The slugs used a hypodermic device—like a hollow needle—to introduce chemicals into their partners which make them more willing to engage in sexual activity. The ‘love darts’ are coated with a substance that is suspected to play a critical role in the slugs’ procreation. Rolanda Lange, an evolutionary biologist from Monash University in Victoria, Australia, explained to National Geographic that the sex drug may act to prevent the recipient from digesting “the donor’s sperm and, instead, use it to fertilize the current egg batch.” Other functions include aiding in the slug’s post-mating recovery.
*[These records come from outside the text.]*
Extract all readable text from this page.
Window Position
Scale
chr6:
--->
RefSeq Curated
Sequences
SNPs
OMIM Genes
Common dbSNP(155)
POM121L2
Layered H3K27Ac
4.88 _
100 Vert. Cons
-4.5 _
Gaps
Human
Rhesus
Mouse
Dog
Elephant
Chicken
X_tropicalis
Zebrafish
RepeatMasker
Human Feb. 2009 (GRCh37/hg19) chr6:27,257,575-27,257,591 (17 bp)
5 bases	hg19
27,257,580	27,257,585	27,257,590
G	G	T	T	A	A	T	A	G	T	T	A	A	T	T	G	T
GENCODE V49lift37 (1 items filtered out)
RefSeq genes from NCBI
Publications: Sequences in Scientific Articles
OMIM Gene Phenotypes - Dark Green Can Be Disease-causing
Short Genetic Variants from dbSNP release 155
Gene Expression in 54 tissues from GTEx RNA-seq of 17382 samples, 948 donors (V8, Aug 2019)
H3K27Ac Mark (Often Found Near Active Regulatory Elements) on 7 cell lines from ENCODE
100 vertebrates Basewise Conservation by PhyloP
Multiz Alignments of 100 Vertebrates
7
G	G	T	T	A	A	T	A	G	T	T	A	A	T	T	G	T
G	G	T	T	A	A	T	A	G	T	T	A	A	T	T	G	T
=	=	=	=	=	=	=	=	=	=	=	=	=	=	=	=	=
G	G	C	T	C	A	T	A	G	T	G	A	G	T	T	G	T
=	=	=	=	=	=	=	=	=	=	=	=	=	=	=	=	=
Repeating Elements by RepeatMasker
Lange added that sea slugs are not the only species to shoot sex drugs into their mates. A large number of snail species use similar strategies to promote mating with their partners. One example is the garden snail, which shoots a dart covered in mucus to stimulate the female’s reproductive system to contract, thus increasing fertility.

While this Cupid’s arrow system might seem random, its evolutionary purpose is quite directed, as sea slugs aim for the eye. According to Lange, in aiming for the head, sea slugs target the central nervous system sitting right behind the forehead. It seems these slugs are quite literally brainwashing their mates.

 

Results for malaria vaccine look promising

Researchers believe that a novel, effective malaria vaccine might potentially be available by the end of 2014.

The pharmaceutical company GlaxoSmithKline has released promising results from the phase III clinical trial of the RTS,S malaria vaccine candidate. Fifteen thousand infants and young children were followed up over 18 months, and these latest results suggest that with RTS,S, the percentage of malaria cases dropped by almost half in young children and by about a quarter in infants.  This vaccine has been in the works for more than three decades, but it has encountered many challenges. The problem with malaria is that it is not caused by a virus, but rather, by a complex evolving parasite that includes many different species.

The RTS,S vaccine, however, specifically targets Plasmodium falciparum, the most deadly species that causes malaria by integrating the parasite’s protein in the existing hepatitis B vaccine. Although not 100 per cent effective—this vaccine has the potential to be very useful when applied in combination with other anti-malaria incentives such as bed nets and insecticides.

Seeing as malaria is one of the hardest-hitting diseases in the world and affects millions of children per year, RTS,S brings renewed hope for the introduction of a  significant preventative measure.